Dean drives the Impala to the lumber mill. "I'm not goin' in there," he tells Sam, who counters, "I need backup, and you're all I got--you're going in, Dean." The latter takes a giant pull from a pint of booze, shakes his head and says, "Let's DO this!" He looks around the deserted mill and says, "A little spooky, in't it?" Sam takes his gun from the trunk and tries to give Dean his regular gun, too, but his terrified brother insists on "manning the flashlight." Inside the mill, Sam's EMF meter goes off, but Dean says, "It's not gonna work with me around, is it?" Sam, resigned, agrees. He bends down and picks up a wedding band inscribed, "To Frank, love, Jessie." What was Frank doing here? they wonder.   The come to a group of lockers and hear banging inside one. Sam reaches for the handleon the door, lip-syncs, "On three," and opens it. A cat streaks out. Dean screams, an open-mouthed, girly, panic-stricken scream that has Sam staring at him like he's bonkers. "That was scary!" says Dean, chasing after Sam when he just walks away. In a room littered with paper and desks, Sam finds the employee badge of Luther Garland from 1989. Dean finds a beautiful drawing of Frank's wife, Jessie. When he pulls at it, the drawing tears. The mill machinery abruptly roars to life and the brothers spot the ghost of a heavyset man with his back toward them. "Hey!" calls Sam, startling Dean, sending him running for the exit. The ghost, Luther Garland, turns, his face a bloody mess. He runs at Sam, who shoots him with a rock salt bullet. Outside, crouched behind the Impala, Dean rapidly finishes off his bottle of booze. Sam comes running out, Luther's badge in his hand. "Looks like we got the right place," he says, gasping for air.



# Karen 2010-07-01 10:14
Hi Robin
I really liked this episode, I also saw it more than just a comedy. It brought out the subject of Dean’s innermost fears.

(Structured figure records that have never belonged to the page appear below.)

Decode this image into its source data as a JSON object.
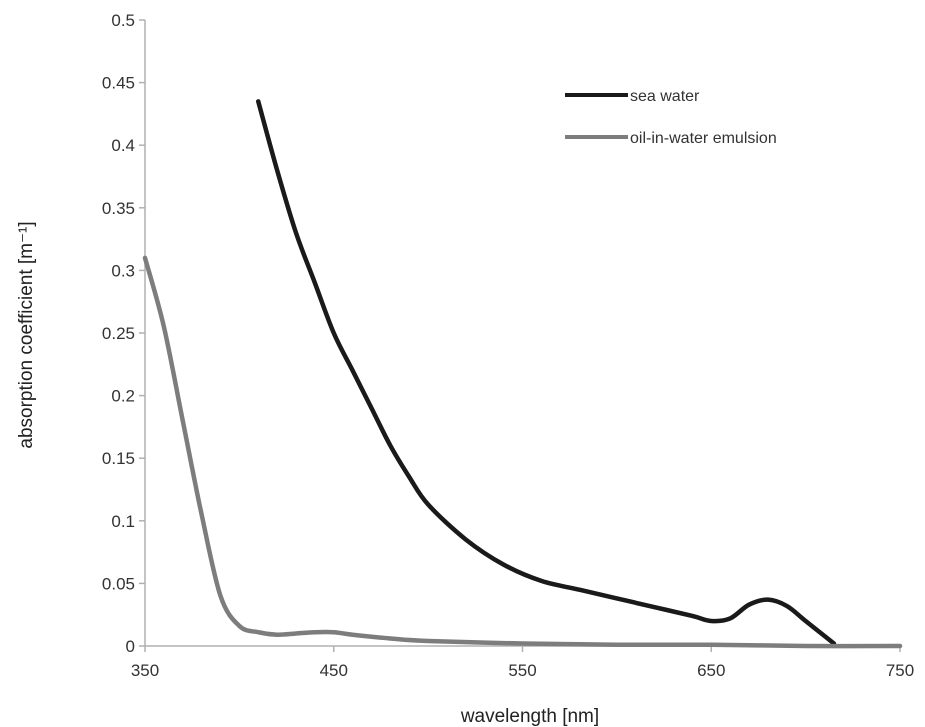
{
  "chart_data": {
    "type": "line",
    "title": "",
    "xlabel": "wavelength [nm]",
    "ylabel": "absorption coefficient [m⁻¹]",
    "xlim": [
      350,
      750
    ],
    "ylim": [
      0,
      0.5
    ],
    "x_ticks": [
      "350",
      "450",
      "550",
      "650",
      "750"
    ],
    "y_ticks": [
      "0",
      "0.05",
      "0.1",
      "0.15",
      "0.2",
      "0.25",
      "0.3",
      "0.35",
      "0.4",
      "0.45",
      "0.5"
    ],
    "grid": false,
    "legend_position": "top-right",
    "series": [
      {
        "name": "sea water",
        "color": "#1a1a1a",
        "x": [
          410,
          420,
          430,
          440,
          450,
          460,
          470,
          480,
          490,
          500,
          520,
          540,
          560,
          580,
          600,
          620,
          640,
          650,
          660,
          670,
          680,
          690,
          700,
          715
        ],
        "y": [
          0.435,
          0.38,
          0.33,
          0.29,
          0.25,
          0.22,
          0.19,
          0.16,
          0.135,
          0.113,
          0.085,
          0.065,
          0.052,
          0.045,
          0.038,
          0.031,
          0.024,
          0.02,
          0.022,
          0.033,
          0.037,
          0.032,
          0.02,
          0.002
        ]
      },
      {
        "name": "oil-in-water emulsion",
        "color": "#7d7d7d",
        "x": [
          350,
          360,
          370,
          380,
          390,
          400,
          410,
          420,
          430,
          440,
          450,
          460,
          480,
          500,
          550,
          600,
          650,
          700,
          750
        ],
        "y": [
          0.31,
          0.255,
          0.18,
          0.105,
          0.04,
          0.016,
          0.011,
          0.009,
          0.01,
          0.011,
          0.011,
          0.009,
          0.006,
          0.004,
          0.002,
          0.001,
          0.001,
          0.0,
          0.0
        ]
      }
    ]
  }
}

I believe the ghost sickness fed off of even the smallest of fears or apprehensions and intensify it to the point of turning it into something so horrific that it would become fatal.

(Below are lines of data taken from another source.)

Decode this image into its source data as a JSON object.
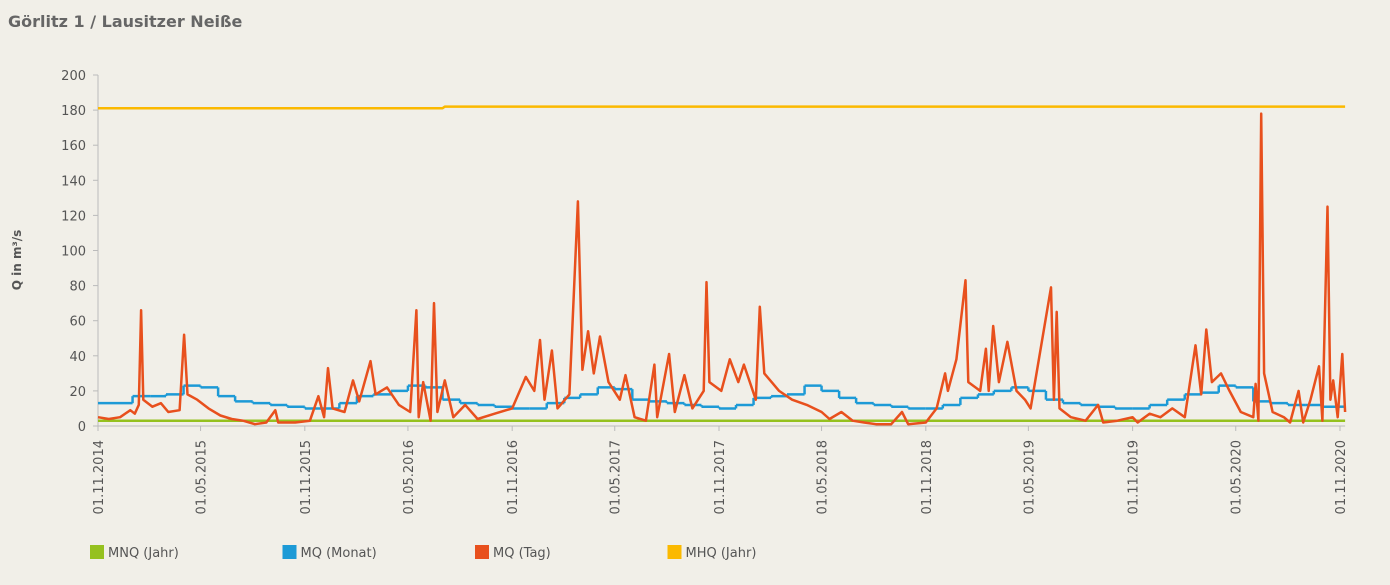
{
  "chart_data": {
    "type": "line",
    "title": "Görlitz 1 / Lausitzer Neiße",
    "y_label": "Q in m³/s",
    "xlim": [
      "01.11.2014",
      "10.11.2020"
    ],
    "xticks": [
      "01.11.2014",
      "01.05.2015",
      "01.11.2015",
      "01.05.2016",
      "01.11.2016",
      "01.05.2017",
      "01.11.2017",
      "01.05.2018",
      "01.11.2018",
      "01.05.2019",
      "01.11.2019",
      "01.05.2020",
      "01.11.2020"
    ],
    "ylim": [
      0,
      200
    ],
    "yticks": [
      0,
      20,
      40,
      60,
      80,
      100,
      120,
      140,
      160,
      180,
      200
    ],
    "grid": false,
    "legend": "bottom",
    "series": [
      {
        "name": "MNQ (Jahr)",
        "color": "#95c11f",
        "drawstyle": "default",
        "x": [
          "01.11.2014",
          "10.11.2020"
        ],
        "values": [
          3,
          3
        ]
      },
      {
        "name": "MQ (Monat)",
        "color": "#1d9ad6",
        "drawstyle": "steps-post",
        "x": [
          "01.11.2014",
          "01.12.2014",
          "01.01.2015",
          "01.02.2015",
          "01.03.2015",
          "01.04.2015",
          "01.05.2015",
          "01.06.2015",
          "01.07.2015",
          "01.08.2015",
          "01.09.2015",
          "01.10.2015",
          "01.11.2015",
          "01.12.2015",
          "01.01.2016",
          "01.02.2016",
          "01.03.2016",
          "01.04.2016",
          "01.05.2016",
          "01.06.2016",
          "01.07.2016",
          "01.08.2016",
          "01.09.2016",
          "01.10.2016",
          "01.11.2016",
          "01.12.2016",
          "01.01.2017",
          "01.02.2017",
          "01.03.2017",
          "01.04.2017",
          "01.05.2017",
          "01.06.2017",
          "01.07.2017",
          "01.08.2017",
          "01.09.2017",
          "01.10.2017",
          "01.11.2017",
          "01.12.2017",
          "01.01.2018",
          "01.02.2018",
          "01.03.2018",
          "01.04.2018",
          "01.05.2018",
          "01.06.2018",
          "01.07.2018",
          "01.08.2018",
          "01.09.2018",
          "01.10.2018",
          "01.11.2018",
          "01.12.2018",
          "01.01.2019",
          "01.02.2019",
          "01.03.2019",
          "01.04.2019",
          "01.05.2019",
          "01.06.2019",
          "01.07.2019",
          "01.08.2019",
          "01.09.2019",
          "01.10.2019",
          "01.11.2019",
          "01.12.2019",
          "01.01.2020",
          "01.02.2020",
          "01.03.2020",
          "01.04.2020",
          "01.05.2020",
          "01.06.2020",
          "01.07.2020",
          "01.08.2020",
          "01.09.2020",
          "01.10.2020",
          "01.11.2020"
        ],
        "values": [
          13,
          13,
          17,
          17,
          18,
          23,
          22,
          17,
          14,
          13,
          12,
          11,
          10,
          10,
          13,
          17,
          18,
          20,
          23,
          22,
          15,
          13,
          12,
          11,
          10,
          10,
          13,
          16,
          18,
          22,
          21,
          15,
          14,
          13,
          12,
          11,
          10,
          12,
          16,
          17,
          18,
          23,
          20,
          16,
          13,
          12,
          11,
          10,
          10,
          12,
          16,
          18,
          20,
          22,
          20,
          15,
          13,
          12,
          11,
          10,
          10,
          12,
          15,
          18,
          19,
          23,
          22,
          14,
          13,
          12,
          12,
          11,
          11
        ]
      },
      {
        "name": "MQ (Tag)",
        "color": "#e8501d",
        "drawstyle": "default",
        "x": [
          "01.11.2014",
          "20.11.2014",
          "10.12.2014",
          "28.12.2014",
          "05.01.2015",
          "12.01.2015",
          "16.01.2015",
          "20.01.2015",
          "05.02.2015",
          "20.02.2015",
          "05.03.2015",
          "25.03.2015",
          "02.04.2015",
          "08.04.2015",
          "25.04.2015",
          "15.05.2015",
          "05.06.2015",
          "25.06.2015",
          "15.07.2015",
          "05.08.2015",
          "25.08.2015",
          "10.09.2015",
          "15.09.2015",
          "15.10.2015",
          "10.11.2015",
          "25.11.2015",
          "05.12.2015",
          "12.12.2015",
          "20.12.2015",
          "10.01.2016",
          "25.01.2016",
          "05.02.2016",
          "25.02.2016",
          "05.03.2016",
          "25.03.2016",
          "15.04.2016",
          "05.05.2016",
          "16.05.2016",
          "20.05.2016",
          "28.05.2016",
          "10.06.2016",
          "16.06.2016",
          "22.06.2016",
          "05.07.2016",
          "20.07.2016",
          "10.08.2016",
          "01.09.2016",
          "01.10.2016",
          "01.11.2016",
          "25.11.2016",
          "10.12.2016",
          "20.12.2016",
          "28.12.2016",
          "10.01.2017",
          "20.01.2017",
          "10.02.2017",
          "25.02.2017",
          "05.03.2017",
          "15.03.2017",
          "25.03.2017",
          "05.04.2017",
          "20.04.2017",
          "10.05.2017",
          "20.05.2017",
          "05.06.2017",
          "25.06.2017",
          "10.07.2017",
          "15.07.2017",
          "05.08.2017",
          "15.08.2017",
          "01.09.2017",
          "15.09.2017",
          "05.10.2017",
          "10.10.2017",
          "15.10.2017",
          "05.11.2017",
          "20.11.2017",
          "05.12.2017",
          "15.12.2017",
          "05.01.2018",
          "12.01.2018",
          "20.01.2018",
          "15.02.2018",
          "10.03.2018",
          "05.04.2018",
          "01.05.2018",
          "15.05.2018",
          "05.06.2018",
          "25.06.2018",
          "15.07.2018",
          "05.08.2018",
          "01.09.2018",
          "20.09.2018",
          "01.10.2018",
          "01.11.2018",
          "20.11.2018",
          "05.12.2018",
          "10.12.2018",
          "25.12.2018",
          "10.01.2019",
          "15.01.2019",
          "05.02.2019",
          "15.02.2019",
          "20.02.2019",
          "28.02.2019",
          "10.03.2019",
          "25.03.2019",
          "10.04.2019",
          "25.04.2019",
          "05.05.2019",
          "10.06.2019",
          "15.06.2019",
          "20.06.2019",
          "25.06.2019",
          "15.07.2019",
          "10.08.2019",
          "01.09.2019",
          "10.09.2019",
          "05.10.2019",
          "01.11.2019",
          "10.11.2019",
          "01.12.2019",
          "20.12.2019",
          "10.01.2020",
          "01.02.2020",
          "20.02.2020",
          "01.03.2020",
          "10.03.2020",
          "20.03.2020",
          "05.04.2020",
          "20.04.2020",
          "10.05.2020",
          "01.06.2020",
          "05.06.2020",
          "10.06.2020",
          "15.06.2020",
          "20.06.2020",
          "05.07.2020",
          "25.07.2020",
          "05.08.2020",
          "20.08.2020",
          "28.08.2020",
          "10.09.2020",
          "25.09.2020",
          "01.10.2020",
          "10.10.2020",
          "15.10.2020",
          "20.10.2020",
          "28.10.2020",
          "05.11.2020",
          "10.11.2020"
        ],
        "values": [
          5,
          4,
          5,
          9,
          7,
          12,
          66,
          15,
          11,
          13,
          8,
          9,
          52,
          18,
          15,
          10,
          6,
          4,
          3,
          1,
          2,
          9,
          2,
          2,
          3,
          17,
          5,
          33,
          10,
          8,
          26,
          14,
          37,
          18,
          22,
          12,
          8,
          66,
          5,
          25,
          3,
          70,
          8,
          26,
          5,
          12,
          4,
          7,
          10,
          28,
          20,
          49,
          15,
          43,
          10,
          18,
          128,
          32,
          54,
          30,
          51,
          25,
          15,
          29,
          5,
          3,
          35,
          5,
          41,
          8,
          29,
          10,
          20,
          82,
          25,
          20,
          38,
          25,
          35,
          15,
          68,
          30,
          20,
          15,
          12,
          8,
          4,
          8,
          3,
          2,
          1,
          1,
          8,
          1,
          2,
          10,
          30,
          20,
          38,
          83,
          25,
          20,
          44,
          20,
          57,
          25,
          48,
          20,
          15,
          10,
          79,
          15,
          65,
          10,
          5,
          3,
          12,
          2,
          3,
          5,
          2,
          7,
          5,
          10,
          5,
          46,
          18,
          55,
          25,
          30,
          20,
          8,
          5,
          24,
          3,
          178,
          30,
          8,
          5,
          2,
          20,
          2,
          15,
          34,
          3,
          125,
          15,
          26,
          5,
          41,
          8
        ]
      },
      {
        "name": "MHQ (Jahr)",
        "color": "#fbb900",
        "drawstyle": "default",
        "x": [
          "01.11.2014",
          "01.07.2016",
          "05.07.2016",
          "10.11.2020"
        ],
        "values": [
          181,
          181,
          182,
          182
        ]
      }
    ]
  }
}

In this case it fed off of Deans fear of Sam going dark side and his fear of going back to hell and of being reacquainted with Lillith.

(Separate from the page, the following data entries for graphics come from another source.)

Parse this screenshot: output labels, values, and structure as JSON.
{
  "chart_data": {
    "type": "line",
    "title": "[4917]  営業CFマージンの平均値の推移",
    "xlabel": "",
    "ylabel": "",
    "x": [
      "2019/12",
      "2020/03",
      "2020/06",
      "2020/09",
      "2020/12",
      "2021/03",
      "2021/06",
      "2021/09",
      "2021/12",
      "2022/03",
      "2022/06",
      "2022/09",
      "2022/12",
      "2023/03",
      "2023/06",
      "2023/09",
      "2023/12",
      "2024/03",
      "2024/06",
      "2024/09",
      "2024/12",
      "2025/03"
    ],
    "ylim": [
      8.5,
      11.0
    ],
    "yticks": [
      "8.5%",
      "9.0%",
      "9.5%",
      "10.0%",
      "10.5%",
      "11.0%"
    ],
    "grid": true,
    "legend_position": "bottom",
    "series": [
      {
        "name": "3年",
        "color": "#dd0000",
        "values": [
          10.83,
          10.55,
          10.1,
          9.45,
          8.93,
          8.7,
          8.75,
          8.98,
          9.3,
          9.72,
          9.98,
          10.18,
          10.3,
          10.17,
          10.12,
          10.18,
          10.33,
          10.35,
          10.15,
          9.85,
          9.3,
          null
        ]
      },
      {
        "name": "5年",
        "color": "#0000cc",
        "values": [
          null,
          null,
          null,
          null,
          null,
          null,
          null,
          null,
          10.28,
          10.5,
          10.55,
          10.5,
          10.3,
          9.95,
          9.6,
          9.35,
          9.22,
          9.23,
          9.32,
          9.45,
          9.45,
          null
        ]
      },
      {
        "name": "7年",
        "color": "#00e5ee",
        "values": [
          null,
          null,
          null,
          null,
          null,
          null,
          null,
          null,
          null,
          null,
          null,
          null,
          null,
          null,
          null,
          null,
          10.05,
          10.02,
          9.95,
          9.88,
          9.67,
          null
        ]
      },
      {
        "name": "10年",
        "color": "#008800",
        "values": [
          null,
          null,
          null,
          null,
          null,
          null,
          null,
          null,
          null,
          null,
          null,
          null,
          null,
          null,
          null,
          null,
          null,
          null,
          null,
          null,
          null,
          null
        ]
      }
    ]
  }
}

As for Luther I also felt for him. To be judged and alienated because of your size and mental capacity, you would think in today’s society this wouldn’t still be happening.
As for your first question I think Dean was going to tell Sam, but when he saw his eyes glow yellow, so he stopped himself. I think it was just some remaining ghost sickness.
# Suze 2010-07-02 08:04
When I first saw this one I thought the kitten in the locker was a bit daft, I mean, how did it get there? Then we got some kits of our own and the horrible truth dawned. They can teleport. Although it only seems to work if the destination point is somewhere dangerous/ immpossibly hard to get out of/ really disconcerting to the nearest human ... ;-)
# faye 2010-07-06 11:02
Yes, suze, kittens are like that. they feed on your innermost fears that they are helpless, NOT!